Auf dem Esstisch ruht der Inhalt des Briefkastens von schätzungsweise drei Tagen. Der Anrufbeantworter blinkt. Ich ignoriere beides und lege mich für ein Nickerchen auf das Sofa.

Das Abendrot wird durch die Schlitze der Rollos gefächert und fällt in orangefarbenen Streifen auf den hellen Teppich.

Es tut unendlich gut, die Augen zu schließen und den prasselnden Regentropfen zu lauschen.

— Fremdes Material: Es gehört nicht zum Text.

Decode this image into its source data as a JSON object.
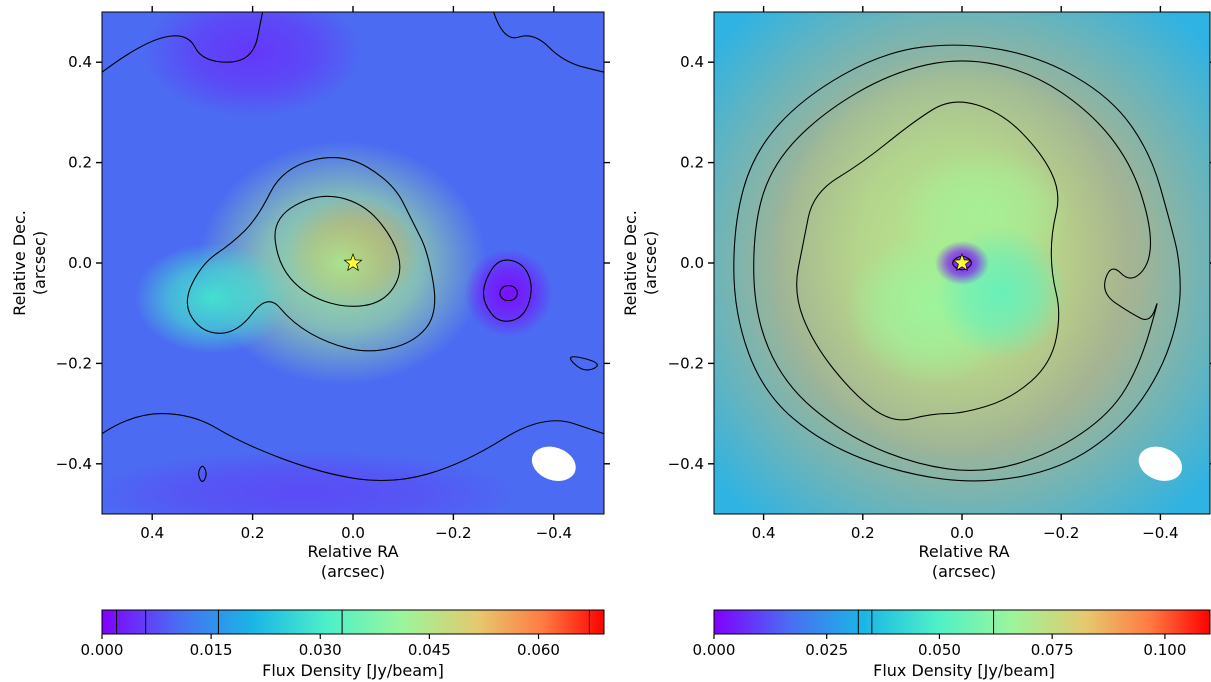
{
  "chart_data": [
    {
      "type": "heatmap",
      "title": "",
      "xlabel": [
        "Relative RA",
        "(arcsec)"
      ],
      "ylabel": [
        "Relative Dec.",
        "(arcsec)"
      ],
      "xlim": [
        0.5,
        -0.5
      ],
      "ylim": [
        -0.5,
        0.5
      ],
      "xticks": [
        0.4,
        0.2,
        0.0,
        -0.2,
        -0.4
      ],
      "xtick_labels": [
        "0.4",
        "0.2",
        "0.0",
        "−0.2",
        "−0.4"
      ],
      "yticks": [
        0.4,
        0.2,
        0.0,
        -0.2,
        -0.4
      ],
      "ytick_labels": [
        "0.4",
        "0.2",
        "0.0",
        "−0.2",
        "−0.4"
      ],
      "colormap": "rainbow",
      "background_color": "#4b6cf2",
      "star": {
        "ra": 0.0,
        "dec": 0.0,
        "color": "#ffff33"
      },
      "emission": [
        {
          "ra": 0.0,
          "dec": 0.02,
          "value": 0.064,
          "sigma_ra": 0.06,
          "sigma_dec": 0.05
        },
        {
          "ra": 0.02,
          "dec": 0.0,
          "value": 0.03,
          "sigma_ra": 0.13,
          "sigma_dec": 0.11
        },
        {
          "ra": 0.28,
          "dec": -0.07,
          "value": 0.016,
          "sigma_ra": 0.07,
          "sigma_dec": 0.05
        },
        {
          "ra": -0.31,
          "dec": -0.06,
          "value": -0.012,
          "sigma_ra": 0.04,
          "sigma_dec": 0.04
        },
        {
          "ra": 0.2,
          "dec": 0.42,
          "value": -0.008,
          "sigma_ra": 0.1,
          "sigma_dec": 0.06
        },
        {
          "ra": 0.1,
          "dec": -0.46,
          "value": -0.006,
          "sigma_ra": 0.2,
          "sigma_dec": 0.04
        }
      ],
      "contours": [
        {
          "level": 0.033,
          "points": [
            [
              0.16,
              0.09
            ],
            [
              0.07,
              0.14
            ],
            [
              -0.02,
              0.12
            ],
            [
              -0.08,
              0.05
            ],
            [
              -0.1,
              -0.02
            ],
            [
              -0.06,
              -0.08
            ],
            [
              0.02,
              -0.09
            ],
            [
              0.1,
              -0.06
            ],
            [
              0.15,
              0.0
            ]
          ]
        },
        {
          "level": 0.016,
          "points": [
            [
              0.19,
              0.09
            ],
            [
              0.14,
              0.19
            ],
            [
              0.02,
              0.22
            ],
            [
              -0.08,
              0.16
            ],
            [
              -0.12,
              0.08
            ],
            [
              -0.15,
              0.02
            ],
            [
              -0.17,
              -0.1
            ],
            [
              -0.12,
              -0.16
            ],
            [
              -0.03,
              -0.18
            ],
            [
              0.05,
              -0.16
            ],
            [
              0.12,
              -0.12
            ],
            [
              0.17,
              -0.06
            ],
            [
              0.23,
              -0.14
            ],
            [
              0.3,
              -0.14
            ],
            [
              0.34,
              -0.08
            ],
            [
              0.3,
              0.0
            ],
            [
              0.24,
              0.04
            ]
          ]
        },
        {
          "level": -0.006,
          "points": [
            [
              -0.26,
              -0.04
            ],
            [
              -0.29,
              0.01
            ],
            [
              -0.34,
              0.0
            ],
            [
              -0.36,
              -0.05
            ],
            [
              -0.34,
              -0.11
            ],
            [
              -0.29,
              -0.12
            ],
            [
              -0.26,
              -0.08
            ]
          ]
        },
        {
          "level": -0.012,
          "points": [
            [
              -0.29,
              -0.06
            ],
            [
              -0.3,
              -0.045
            ],
            [
              -0.32,
              -0.045
            ],
            [
              -0.33,
              -0.06
            ],
            [
              -0.32,
              -0.075
            ],
            [
              -0.3,
              -0.075
            ]
          ]
        },
        {
          "level": 0.006,
          "points": [
            [
              0.5,
              0.38
            ],
            [
              0.42,
              0.44
            ],
            [
              0.33,
              0.46
            ],
            [
              0.3,
              0.4
            ],
            [
              0.2,
              0.4
            ],
            [
              0.18,
              0.5
            ]
          ]
        },
        {
          "level": 0.006,
          "points": [
            [
              -0.28,
              0.5
            ],
            [
              -0.3,
              0.44
            ],
            [
              -0.36,
              0.46
            ],
            [
              -0.42,
              0.4
            ],
            [
              -0.5,
              0.38
            ]
          ]
        },
        {
          "level": 0.006,
          "points": [
            [
              0.5,
              -0.34
            ],
            [
              0.44,
              -0.3
            ],
            [
              0.32,
              -0.3
            ],
            [
              0.22,
              -0.36
            ],
            [
              0.06,
              -0.42
            ],
            [
              -0.08,
              -0.44
            ],
            [
              -0.22,
              -0.4
            ],
            [
              -0.38,
              -0.3
            ],
            [
              -0.5,
              -0.34
            ]
          ]
        },
        {
          "level": 0.002,
          "points": [
            [
              0.3,
              -0.4
            ],
            [
              0.29,
              -0.42
            ],
            [
              0.3,
              -0.44
            ],
            [
              0.31,
              -0.42
            ]
          ]
        },
        {
          "level": 0.002,
          "points": [
            [
              -0.42,
              -0.18
            ],
            [
              -0.46,
              -0.22
            ],
            [
              -0.5,
              -0.2
            ]
          ]
        }
      ],
      "beam": {
        "ra": -0.4,
        "dec": -0.4,
        "width": 0.09,
        "height": 0.065,
        "angle_deg": 20,
        "color": "#ffffff"
      },
      "colorbar": {
        "label": "Flux Density [Jy/beam]",
        "range": [
          0.0,
          0.069
        ],
        "ticks": [
          0.0,
          0.015,
          0.03,
          0.045,
          0.06
        ],
        "tick_labels": [
          "0.000",
          "0.015",
          "0.030",
          "0.045",
          "0.060"
        ],
        "contour_lines": [
          0.002,
          0.006,
          0.016,
          0.033,
          0.067
        ]
      }
    },
    {
      "type": "heatmap",
      "title": "",
      "xlabel": [
        "Relative RA",
        "(arcsec)"
      ],
      "ylabel": [
        "Relative Dec.",
        "(arcsec)"
      ],
      "xlim": [
        0.5,
        -0.5
      ],
      "ylim": [
        -0.5,
        0.5
      ],
      "xticks": [
        0.4,
        0.2,
        0.0,
        -0.2,
        -0.4
      ],
      "xtick_labels": [
        "0.4",
        "0.2",
        "0.0",
        "−0.2",
        "−0.4"
      ],
      "yticks": [
        0.4,
        0.2,
        0.0,
        -0.2,
        -0.4
      ],
      "ytick_labels": [
        "0.4",
        "0.2",
        "0.0",
        "−0.2",
        "−0.4"
      ],
      "colormap": "rainbow",
      "background_color": "#2fb3e3",
      "star": {
        "ra": 0.0,
        "dec": 0.0,
        "color": "#ffff33"
      },
      "emission": [
        {
          "ra": 0.0,
          "dec": 0.0,
          "value": 0.046,
          "sigma_ra": 0.3,
          "sigma_dec": 0.3
        },
        {
          "ra": 0.02,
          "dec": 0.02,
          "value": 0.03,
          "sigma_ra": 0.16,
          "sigma_dec": 0.18
        },
        {
          "ra": -0.04,
          "dec": 0.1,
          "value": 0.028,
          "sigma_ra": 0.08,
          "sigma_dec": 0.06
        },
        {
          "ra": 0.06,
          "dec": -0.09,
          "value": 0.026,
          "sigma_ra": 0.08,
          "sigma_dec": 0.07
        },
        {
          "ra": -0.08,
          "dec": -0.06,
          "value": 0.014,
          "sigma_ra": 0.06,
          "sigma_dec": 0.06
        },
        {
          "ra": 0.0,
          "dec": 0.0,
          "value": -0.05,
          "sigma_ra": 0.025,
          "sigma_dec": 0.02
        }
      ],
      "contours": [
        {
          "level": 0.062,
          "points": [
            [
              0.32,
              0.04
            ],
            [
              0.3,
              0.14
            ],
            [
              0.2,
              0.2
            ],
            [
              0.1,
              0.28
            ],
            [
              0.02,
              0.33
            ],
            [
              -0.08,
              0.3
            ],
            [
              -0.16,
              0.22
            ],
            [
              -0.2,
              0.14
            ],
            [
              -0.18,
              0.06
            ],
            [
              -0.18,
              -0.02
            ],
            [
              -0.2,
              -0.1
            ],
            [
              -0.18,
              -0.2
            ],
            [
              -0.1,
              -0.27
            ],
            [
              0.0,
              -0.3
            ],
            [
              0.06,
              -0.3
            ],
            [
              0.14,
              -0.32
            ],
            [
              0.22,
              -0.26
            ],
            [
              0.3,
              -0.16
            ],
            [
              0.34,
              -0.06
            ]
          ]
        },
        {
          "level": 0.035,
          "points": [
            [
              0.42,
              0.08
            ],
            [
              0.38,
              0.2
            ],
            [
              0.28,
              0.3
            ],
            [
              0.14,
              0.38
            ],
            [
              0.0,
              0.41
            ],
            [
              -0.14,
              0.38
            ],
            [
              -0.26,
              0.3
            ],
            [
              -0.34,
              0.2
            ],
            [
              -0.38,
              0.08
            ],
            [
              -0.38,
              0.0
            ],
            [
              -0.34,
              -0.04
            ],
            [
              -0.3,
              0.0
            ],
            [
              -0.28,
              -0.06
            ],
            [
              -0.34,
              -0.1
            ],
            [
              -0.38,
              -0.12
            ],
            [
              -0.4,
              -0.06
            ],
            [
              -0.36,
              -0.2
            ],
            [
              -0.3,
              -0.3
            ],
            [
              -0.18,
              -0.38
            ],
            [
              -0.04,
              -0.42
            ],
            [
              0.1,
              -0.4
            ],
            [
              0.24,
              -0.34
            ],
            [
              0.36,
              -0.24
            ],
            [
              0.42,
              -0.1
            ]
          ]
        },
        {
          "level": 0.032,
          "points": [
            [
              0.46,
              0.08
            ],
            [
              0.42,
              0.22
            ],
            [
              0.32,
              0.33
            ],
            [
              0.16,
              0.42
            ],
            [
              0.0,
              0.44
            ],
            [
              -0.16,
              0.41
            ],
            [
              -0.3,
              0.33
            ],
            [
              -0.38,
              0.22
            ],
            [
              -0.42,
              0.08
            ],
            [
              -0.44,
              0.0
            ],
            [
              -0.44,
              -0.1
            ],
            [
              -0.4,
              -0.22
            ],
            [
              -0.32,
              -0.33
            ],
            [
              -0.2,
              -0.41
            ],
            [
              -0.04,
              -0.44
            ],
            [
              0.12,
              -0.42
            ],
            [
              0.28,
              -0.36
            ],
            [
              0.4,
              -0.26
            ],
            [
              0.46,
              -0.1
            ]
          ]
        },
        {
          "level": 0.035,
          "points": [
            [
              0.025,
              0.0
            ],
            [
              0.0,
              0.018
            ],
            [
              -0.025,
              0.0
            ],
            [
              0.0,
              -0.018
            ]
          ]
        }
      ],
      "beam": {
        "ra": -0.4,
        "dec": -0.4,
        "width": 0.09,
        "height": 0.065,
        "angle_deg": 20,
        "color": "#ffffff"
      },
      "colorbar": {
        "label": "Flux Density [Jy/beam]",
        "range": [
          0.0,
          0.11
        ],
        "ticks": [
          0.0,
          0.025,
          0.05,
          0.075,
          0.1
        ],
        "tick_labels": [
          "0.000",
          "0.025",
          "0.050",
          "0.075",
          "0.100"
        ],
        "contour_lines": [
          0.032,
          0.035,
          0.062
        ]
      }
    }
  ]
}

Allmählich entfernen sie sich, und hinter meinen Lidern werden böse Bilder lebendig.

»Bleib hiiier!« So schnell ich kann, renne ich mit meinen kurzen Beinen meiner Mutter hinterher, die mit wehenden Haaren auf ihrem Areion davongaloppiert. Sie einzuholen, ist aussichtslos. Ihre Haare wehen im Wind. Sie lässt die Zügel los und winkt mir zu. Dann ist sie weg. Und ich starre in den Abgrund, der unter mir aufklafft. Während ich falle, schreie ich.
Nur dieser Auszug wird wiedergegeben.